Have you ever had something you really, really want to do…and find that day after day, you just don't do it? For me, that "thing" is writing. To you.
Perhaps you've "tried" to motivate yourself, inspire yourself, or egads, "hold your self accountable" (…ick, ick, ick!) I certainly have. I find that I am of two minds about writing (truth be told, I am probably of two minds about lots more than writing…so let's say…writing, for instance). One mind loves writing and sees everything else that gets in the way as a terrible distraction taking me away from my most important thing. If I could just clear my schedule, or my "to do" list, this mind thinks, I would naturally write both regularly and frequently (and of course brilliantly and perfectly, but that's another topic altogether). This mind is both enthusiastic, and I fear, delusional.
My other mind likes to believe that if writing were important to me, it would show in my strict discipline: I would put pen to paper (or fingers to keyboard) every day, until I write some number of predetermined words, or some designated period of time passes, or I pass out from all the blood loss (sweating blood is a real marker of commitment, right?), whatever comes first.
And just to keep life interesting, I even have a third mind, my inner rebel, that gets all huffy and fights tooth and nail against anything that has even a whiff of "you have to…" or any semblance of "forcing myself" to do what it is I want to do. All these minds can get very confusing.
What I yearn for instead is a loving practice of writing that gives me pleasure, gives you value, and ultimately becomes an easy, natural part of "what I do." But how to get there?

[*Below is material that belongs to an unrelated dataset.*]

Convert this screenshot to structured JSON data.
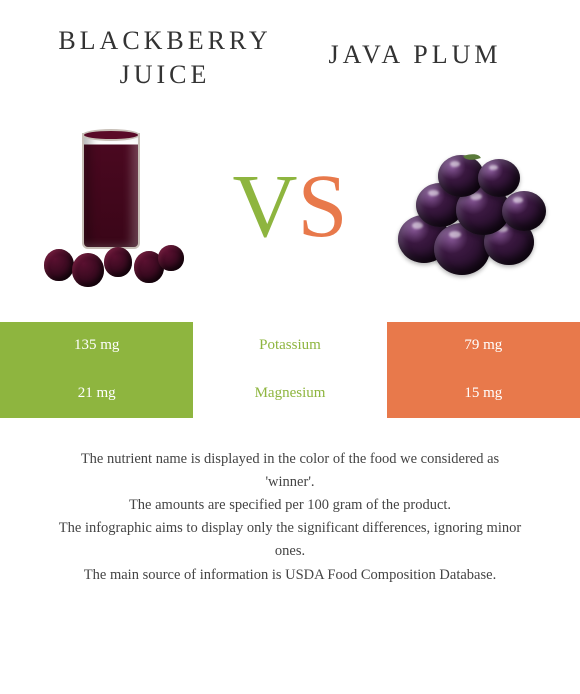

Any practice has to start somewhere, so I've decided to play a game I'm calling The Great Writing Game. By virtue of reading this, you are officially a fan (how cool is that!). The season for The Great Writing Game runs from today through the end of the year. During that time, there are 5 series; each series has 4 games (1 game per week); each game is comprised of 4 plays. A winning play occurs when I write to you, either here or on Twitter. (If I happen to write somewhere else, I'll let you know here or on Twitter). Four winning plays in a week equals 1 won game. I invite you to play along, cheer me on, help me keep score, and most important, help me celebrate! And along the way, I'll share what I'm learning about the power, the possibility, and yes, even the perceived pain of creating a loving practice.